Il personaggio dei romanzi di Dostoevskij non sarebbe pertanto una figura obiettiva, ma una parola autorevole, una pura voce: "Noi non lo vediamo, lo sentiamo; e tutto ciò che noi vediamo e sappiamo oltre le sue parole, non è essenziale e viene inghiottito dalla parola, come suo materiale, oppure resta al di fuori di essa, come fattore stimolante e provocatore" [8]. In tal senso, fa osservare ancora Bachtin, "l'epiteto di "genio crudele", dato a Dostoevskij da Michajlovskij, ha un fondamento, sebbene non così semplice come Michajlovskij s'immaginava" [9]. I tormenti morali atroci che l'autore infligge ai suoi personaggi per strappare loro le parole più profonde dell'autocoscienza, quelle che mai diversamente verrebbero alla luce, le analisi dell'animo che gli permettono di trovare "l'uomo nell'uomo", rappresentano anche l'antidoto che riesce a "dissolvere tutto ciò che è materiale e oggettivo, saldo e invariabile, tutto ciò che è esteriore e neutrale nella raffigurazione dell'uomo nella sfera della sua autocoscienza e autoenunciazione" [10].
La crudeltà di Dostoevskij, insomma, toglie all'uomo, attraverso esperienze estreme, tutto ciò che è possibile togliere. E osserva infine cosa rimane.
L'esito è uno "svuotamento" che consegna al regno del presente tutte le infinite e possibili voci che nella prospettiva 'monologica' erano sapientemente tenute sotto chiave. "Nel mondo monologico tertium non datur: il pensiero o si afferma, o si nega, o semplicemente cessa di essere un pensiero pienamente significativo" [11]. Nell'universo delle infinite voci di Dostoevskij, invece, "non è ancora avvenuto nulla di definitivo, l'ultima parola del mondo e sul mondo non è ancora stata detta, il mondo è aperto e libero, tutto ha ancora da venire e avrà sempre da venire" [12].

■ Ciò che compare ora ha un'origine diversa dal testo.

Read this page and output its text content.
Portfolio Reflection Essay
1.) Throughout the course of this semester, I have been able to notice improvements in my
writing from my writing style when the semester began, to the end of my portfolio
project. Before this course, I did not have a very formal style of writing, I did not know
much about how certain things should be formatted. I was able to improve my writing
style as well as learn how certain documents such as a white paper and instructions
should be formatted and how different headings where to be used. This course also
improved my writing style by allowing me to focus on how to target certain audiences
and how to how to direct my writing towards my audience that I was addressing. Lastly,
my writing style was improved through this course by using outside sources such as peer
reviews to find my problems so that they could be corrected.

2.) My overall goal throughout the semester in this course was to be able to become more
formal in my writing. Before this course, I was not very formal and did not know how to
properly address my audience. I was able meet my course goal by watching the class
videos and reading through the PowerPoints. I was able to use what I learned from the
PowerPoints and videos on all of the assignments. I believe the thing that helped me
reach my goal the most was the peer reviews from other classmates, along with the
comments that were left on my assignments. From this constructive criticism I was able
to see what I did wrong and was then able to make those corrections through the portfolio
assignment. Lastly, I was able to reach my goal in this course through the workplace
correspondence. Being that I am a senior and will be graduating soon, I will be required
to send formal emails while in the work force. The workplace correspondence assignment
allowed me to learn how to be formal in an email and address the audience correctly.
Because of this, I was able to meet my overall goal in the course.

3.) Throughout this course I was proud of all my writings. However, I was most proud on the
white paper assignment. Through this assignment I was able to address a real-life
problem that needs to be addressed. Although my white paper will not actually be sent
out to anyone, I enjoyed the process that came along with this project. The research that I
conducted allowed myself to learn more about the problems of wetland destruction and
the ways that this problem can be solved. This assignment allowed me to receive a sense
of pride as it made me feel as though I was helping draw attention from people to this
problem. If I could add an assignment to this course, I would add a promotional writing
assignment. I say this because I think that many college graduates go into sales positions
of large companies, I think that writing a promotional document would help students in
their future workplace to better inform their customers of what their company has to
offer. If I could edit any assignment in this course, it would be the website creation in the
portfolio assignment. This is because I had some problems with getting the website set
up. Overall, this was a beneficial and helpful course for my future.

La trasposizione di tutto ciò sul piano strettamente filosofico ci porta a identificare la matrice che sta al fondo dei Karamazov e con ogni probabilità di tutta l'opera dostoevskiana: il problema filosofico della libertà. Ovvero la condizione stessa che permette la contrapposizione dialogica senza vincoli di cui parlava Bachtin.
***
Potremmo dire che i più importanti interpreti di Dostoevskij hanno letto i Karamazov in particolare, se non addirittura tutti i suoi romanzi precisamente sotto questo segno. "La libertà sta al centro stesso della concezione di Dostoevskij. Il suo sacro pathos è il pathos della libertà" [13] scrive Berdjaev nel suo celebre lavoro sul narratore russo. E così Cantoni: "Sarebbe possibile interpretare tutte le opere di Dostoevskij alla luce di questa categoria fondamentale ed essere sicuri che l'interpretazione si muove sempre intorno all'asse centrale della problematica dostoevskiana" [14].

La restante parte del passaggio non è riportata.